Jason also has a love of learning all the details of history and science. He has a passion for the History Channel and Modern Marvels (a science show). He can be found many a late night, after everyone is fast asleep, up watching a show that is fascinating to him, but that none of the rest of us is interested in.

Jason also has a very high sense for fairness and rules. Do not plan on cheating or making up rules when playing a board game with Jason. Yes, he is one of those who will get out the rule book and read you the applicable rule.

Jason also is involved in the electoral process and the affairs of our nation. He routinely volunteers his time to help run elections as a poll worker and an election judge. He keeps abreast of the current affairs and supports local candidates through their campaigns.

As a youth, Jason performed internationally with a dancing and singing group. He was able to study the dance styles of jazz and ballet. He sang and choreographed routines for the group. Now he just shares those talents with his daughters.
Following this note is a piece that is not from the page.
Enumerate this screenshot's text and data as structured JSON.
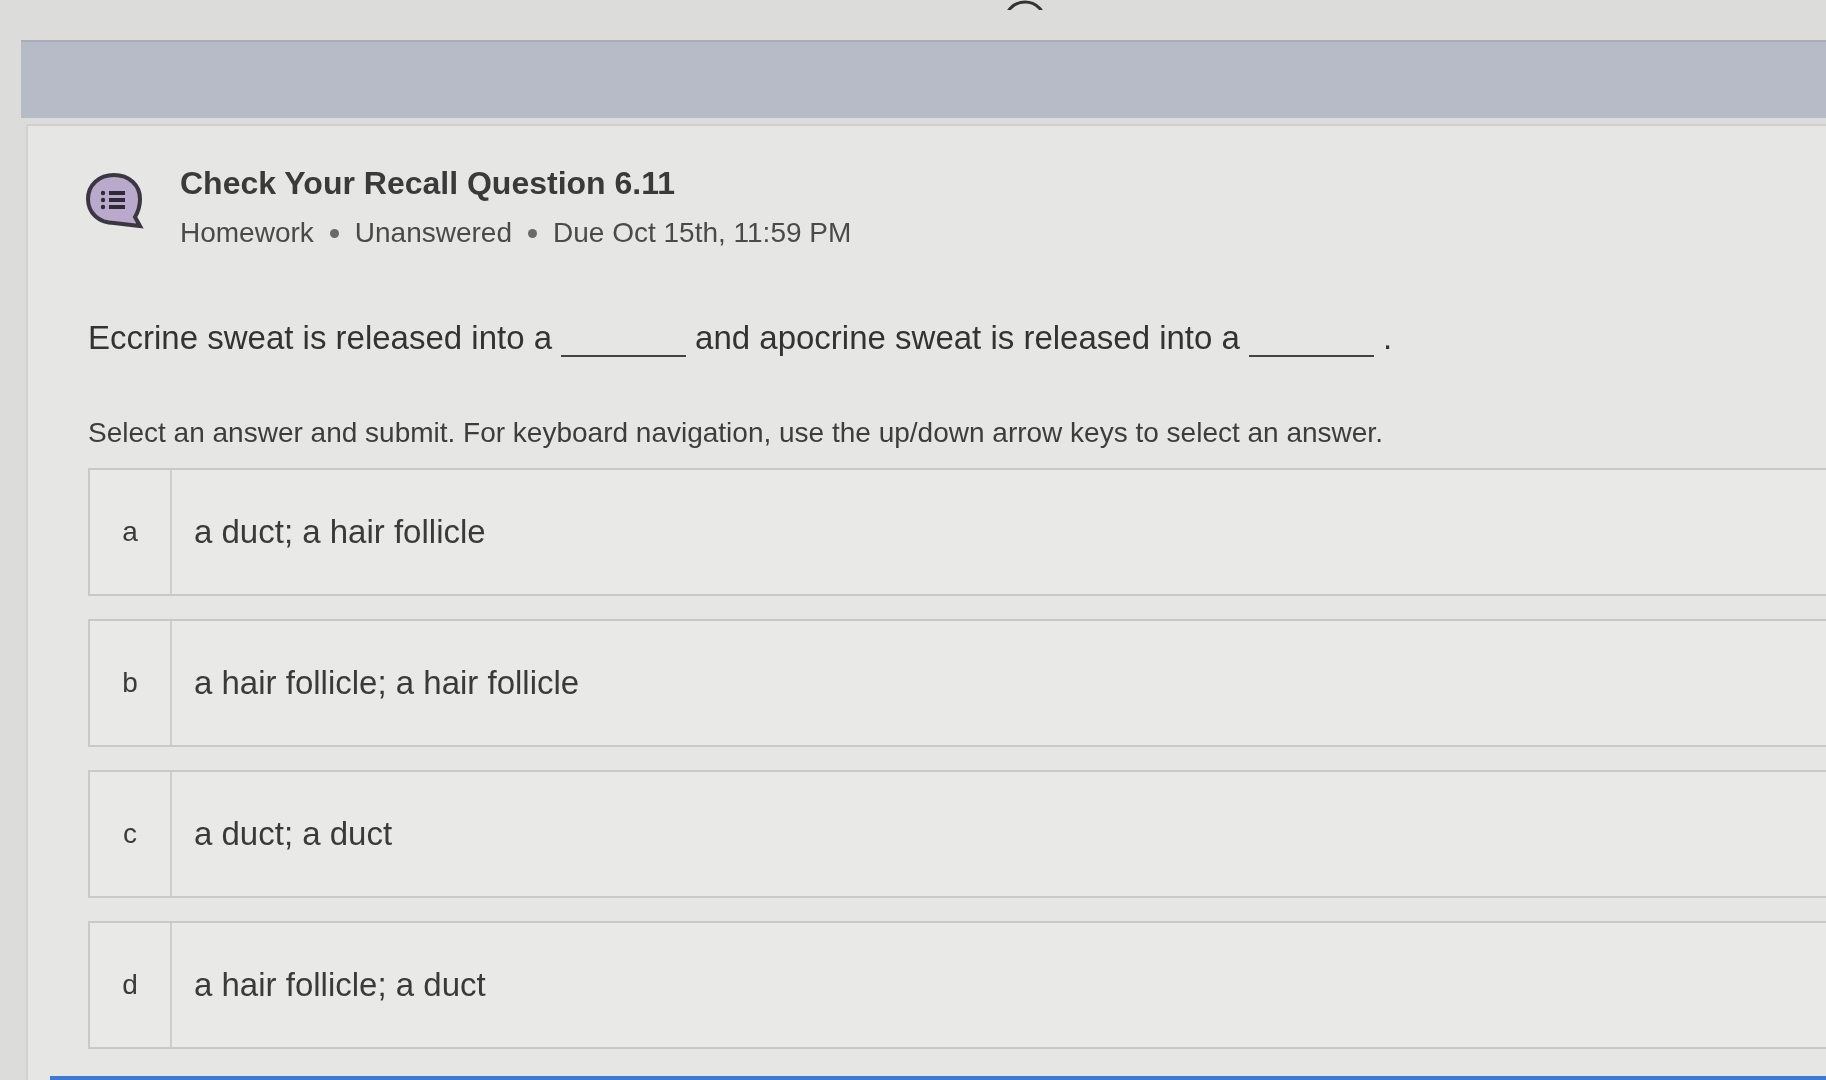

Jason loves to tickle us silly! He adores coming home and all the kids running up to him saying “Daddy’s home!” The biggest thing Shelly loves about Jason is that he loves unconditionally. He is patient, supportive, and loves us all.

Shelly (the Mama) is a quieter person who likes to hang back, watch and learn before barging into something. She is very observant and has a really good memory. She is also a very curious person. She wants to know things – anything. Shelly loves to research and figure things out. She says she doesn’t know how she would live without the internet at her fingertips!
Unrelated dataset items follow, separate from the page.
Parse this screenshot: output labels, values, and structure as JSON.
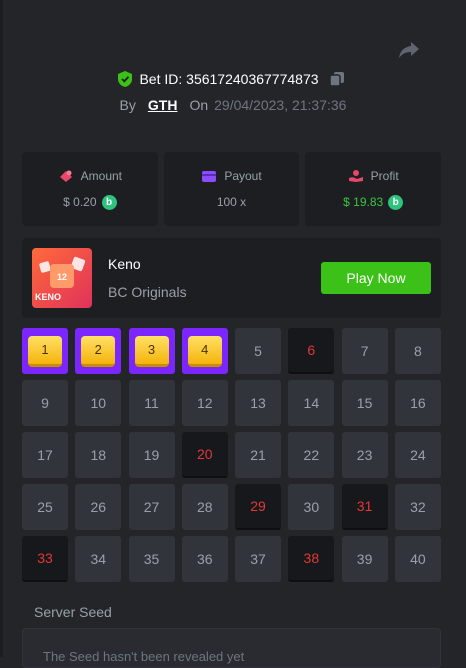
{
  "header": {
    "bet_id": "Bet ID: 35617240367774873",
    "by_label": "By",
    "user": "GTH",
    "on_label": "On",
    "date": "29/04/2023, 21:37:36"
  },
  "stats": {
    "amount_label": "Amount",
    "amount_value": "$ 0.20",
    "payout_label": "Payout",
    "payout_value": "100 x",
    "profit_label": "Profit",
    "profit_value": "$ 19.83",
    "coin_glyph": "b"
  },
  "game": {
    "name": "Keno",
    "provider": "BC Originals",
    "thumb_label": "KENO",
    "thumb_number": "12",
    "play_label": "Play Now"
  },
  "board": {
    "numbers": [
      "1",
      "2",
      "3",
      "4",
      "5",
      "6",
      "7",
      "8",
      "9",
      "10",
      "11",
      "12",
      "13",
      "14",
      "15",
      "16",
      "17",
      "18",
      "19",
      "20",
      "21",
      "22",
      "23",
      "24",
      "25",
      "26",
      "27",
      "28",
      "29",
      "30",
      "31",
      "32",
      "33",
      "34",
      "35",
      "36",
      "37",
      "38",
      "39",
      "40"
    ],
    "picked": [
      1,
      2,
      3,
      4
    ],
    "drawn": [
      6,
      20,
      29,
      31,
      33,
      38
    ]
  },
  "seed": {
    "label": "Server Seed",
    "text": "The Seed hasn't been revealed yet"
  },
  "colors": {
    "picked": "#7b25ff",
    "hit": "#e23838",
    "accent_green": "#3bc117"
  }
}
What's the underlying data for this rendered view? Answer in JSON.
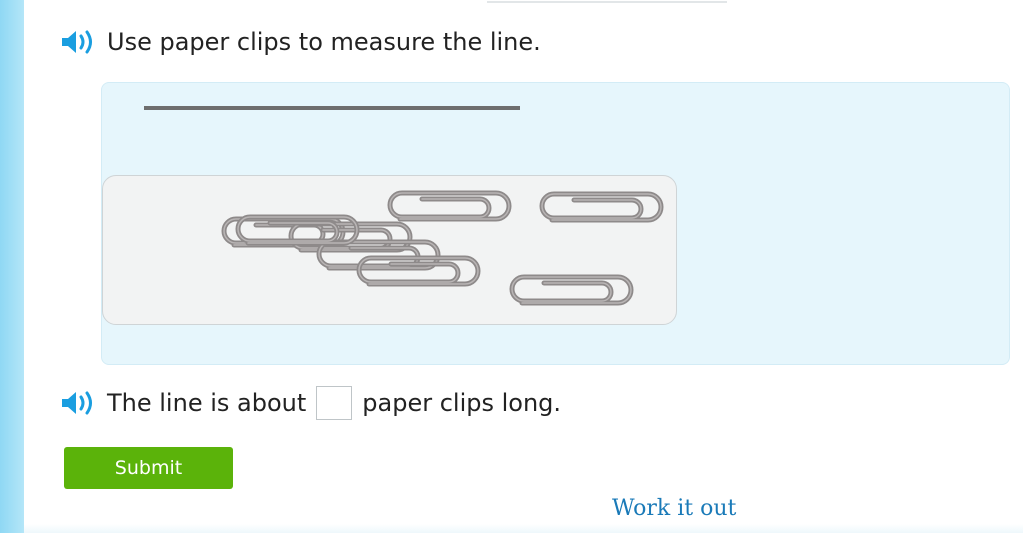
{
  "question": {
    "prompt": "Use paper clips to measure the line.",
    "answer_prefix": "The line is about",
    "answer_suffix": "paper clips long.",
    "answer_value": ""
  },
  "buttons": {
    "submit_label": "Submit"
  },
  "links": {
    "work_it_out": "Work it out"
  },
  "icons": {
    "speaker": "speaker-icon",
    "paper_clip": "paper-clip-icon"
  },
  "colors": {
    "submit": "#5bb30a",
    "link": "#1a7ab8",
    "speaker": "#1a9ee0",
    "clip": "#8e8a8a"
  },
  "paper_clip_count": 8
}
Shelly is what some people would call a home body. She loves to be home and enjoy the comforts there. She finds her inner strength from studying God’s word and from calm, peaceful music.

Shelly loves leaving the world behind by diving in and getting lost in a good book. She enjoys throwing herself into another realm whether it’s a Sherlock Holmes’s mystery or a science fantasy adventure. So if she’s not busy with the kids and normal life, then you’ll find her crawled up in her big, green library chair reading.
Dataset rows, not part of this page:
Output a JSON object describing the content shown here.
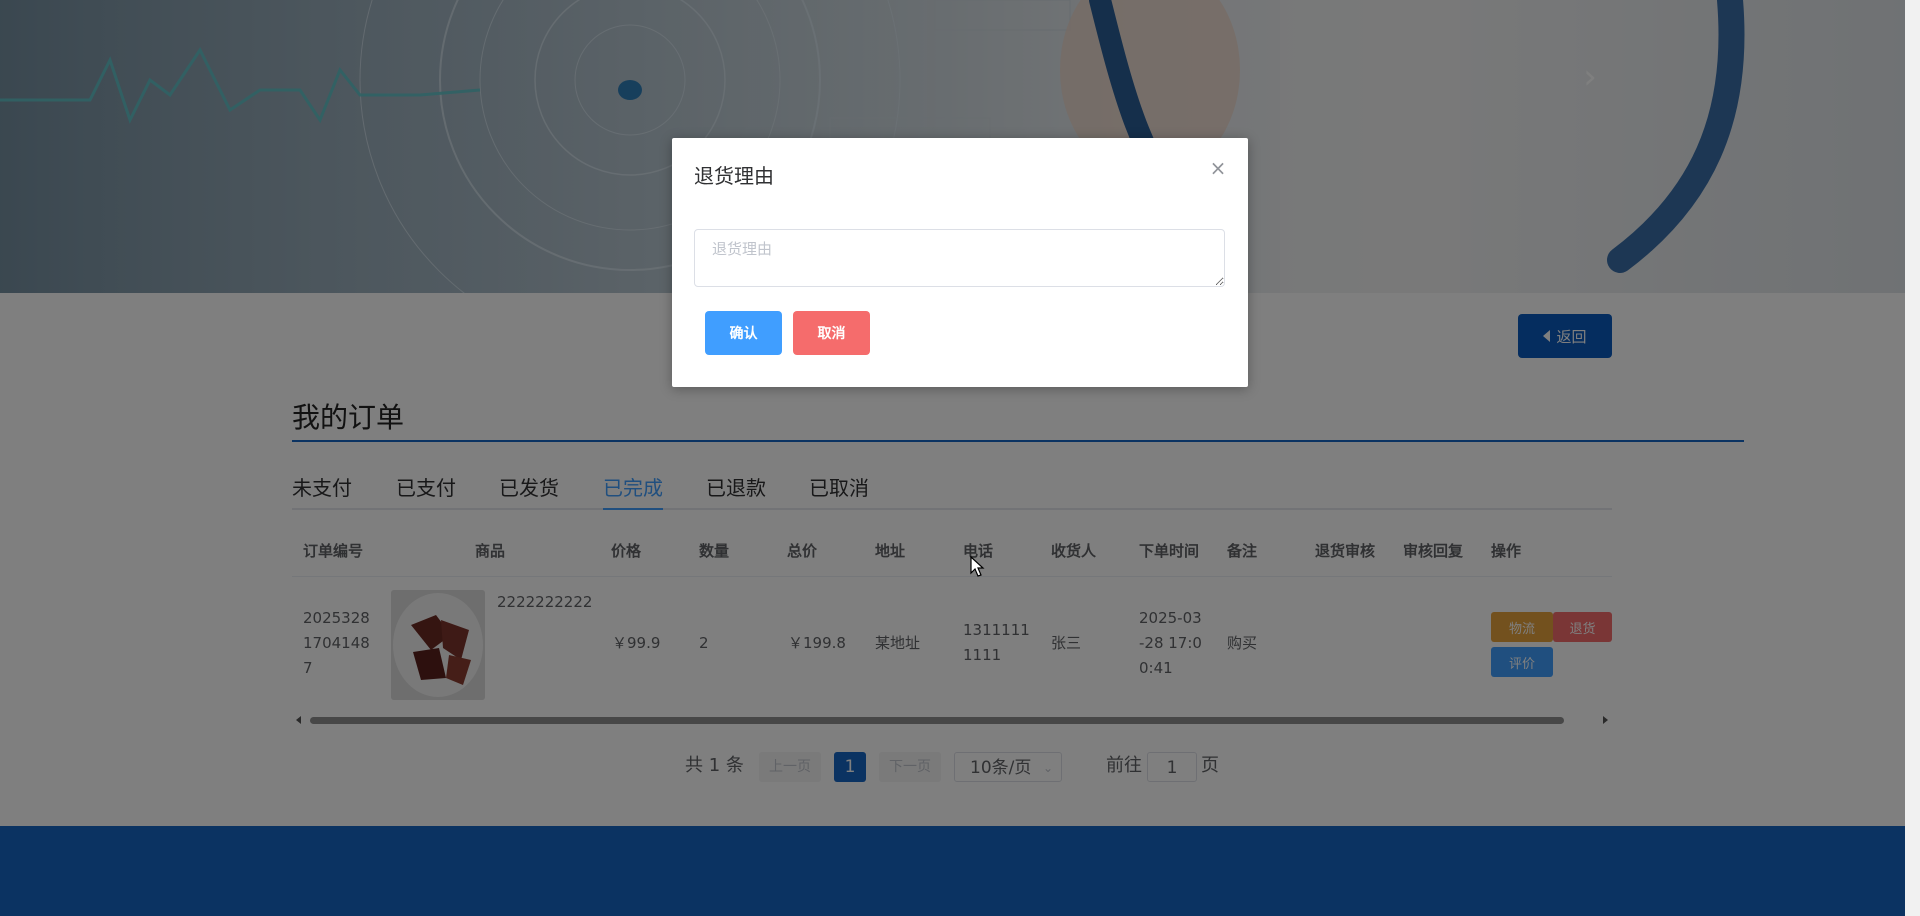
{
  "banner": {
    "next_arrow": "›"
  },
  "header": {
    "back_label": "返回"
  },
  "orders": {
    "title": "我的订单",
    "tabs": [
      {
        "label": "未支付"
      },
      {
        "label": "已支付"
      },
      {
        "label": "已发货"
      },
      {
        "label": "已完成",
        "active": true
      },
      {
        "label": "已退款"
      },
      {
        "label": "已取消"
      }
    ],
    "columns": [
      "订单编号",
      "商品",
      "价格",
      "数量",
      "总价",
      "地址",
      "电话",
      "收货人",
      "下单时间",
      "备注",
      "退货审核",
      "审核回复",
      "操作"
    ],
    "row": {
      "order_no": "2025328 1704148 7",
      "product_name": "2222222222",
      "price": "￥99.9",
      "quantity": "2",
      "total": "￥199.8",
      "address": "某地址",
      "phone": "1311111 1111",
      "receiver": "张三",
      "order_time": "2025-03 -28 17:0 0:41",
      "note": "购买",
      "return_review": "",
      "review_reply": "",
      "actions": {
        "logistics": "物流",
        "return": "退货",
        "review": "评价"
      }
    }
  },
  "pagination": {
    "total_text": "共 1 条",
    "prev": "上一页",
    "current_page": "1",
    "next": "下一页",
    "page_size": "10条/页",
    "goto_prefix": "前往",
    "goto_value": "1",
    "goto_suffix": "页"
  },
  "modal": {
    "title": "退货理由",
    "close": "×",
    "reason_placeholder": "退货理由",
    "confirm": "确认",
    "cancel": "取消"
  },
  "colors": {
    "primary": "#409eff",
    "brand_blue": "#1766c4",
    "danger": "#f56c6c",
    "warning": "#e6a23c"
  },
  "icons": [
    "chevron-right-icon",
    "caret-left-icon",
    "close-icon",
    "chevron-down-icon",
    "mouse-cursor-icon"
  ]
}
Shelly’s absolute weakness in this world is peanut M&M’s. They are the bane of her existence. She cannot eat just one. She’ll make herself sick on those. She tries very hard to avoid them, but she loves chocolate, chocolate and more chocolate. This spills over into brownies, cakes and chocolate chip cookies. Her perfect afternoon would be to eat chocolate with the coldest, iciest water and a good book – pure delight – and if Jason is reading on the seat next to her, then that’s pure heaven.

We met at church. Jason needed to see the play, ‘Oliver’ for an English project and Shelly was asked to go along. One thing led to another and two months later Shelly asked him to marry her. A little backward and fast, but he said yes, so it all worked out.

Our marriage works really well for us. Where she is weak, Jason is strong. Where he is weak, Shelly is strong. We compliment each other and we are glad we can hold on to each other through life’s craziness.

Early in our marriage, our precious son passed away. That first year after he died was as close to living in hell as we ever hope to come as we moved through the grieving process. We believe in life after death, but still we wondered what he was doing and if he was happy where he was. Knowing that we would never see him again in this life, our arms ached with emptiness and we felt that life was over and could never go on. We were grateful that we had each other to hold onto during that time. Neither of us has placed a child for adoption, but we imagine that you will similarly wonder what your sweet baby is doing and if she is happy. We invite you to be honest with us and let us know if you would like to visit with our family or what kind of contact you would like with our family. We want you to have the reassurances that you will need that your baby is loved by her new family.

Please know that your baby is wanted, loved deeply, and being prayed for by a Mom and Dad and four sisters who can’t wait to meet her and smother her with love and kisses.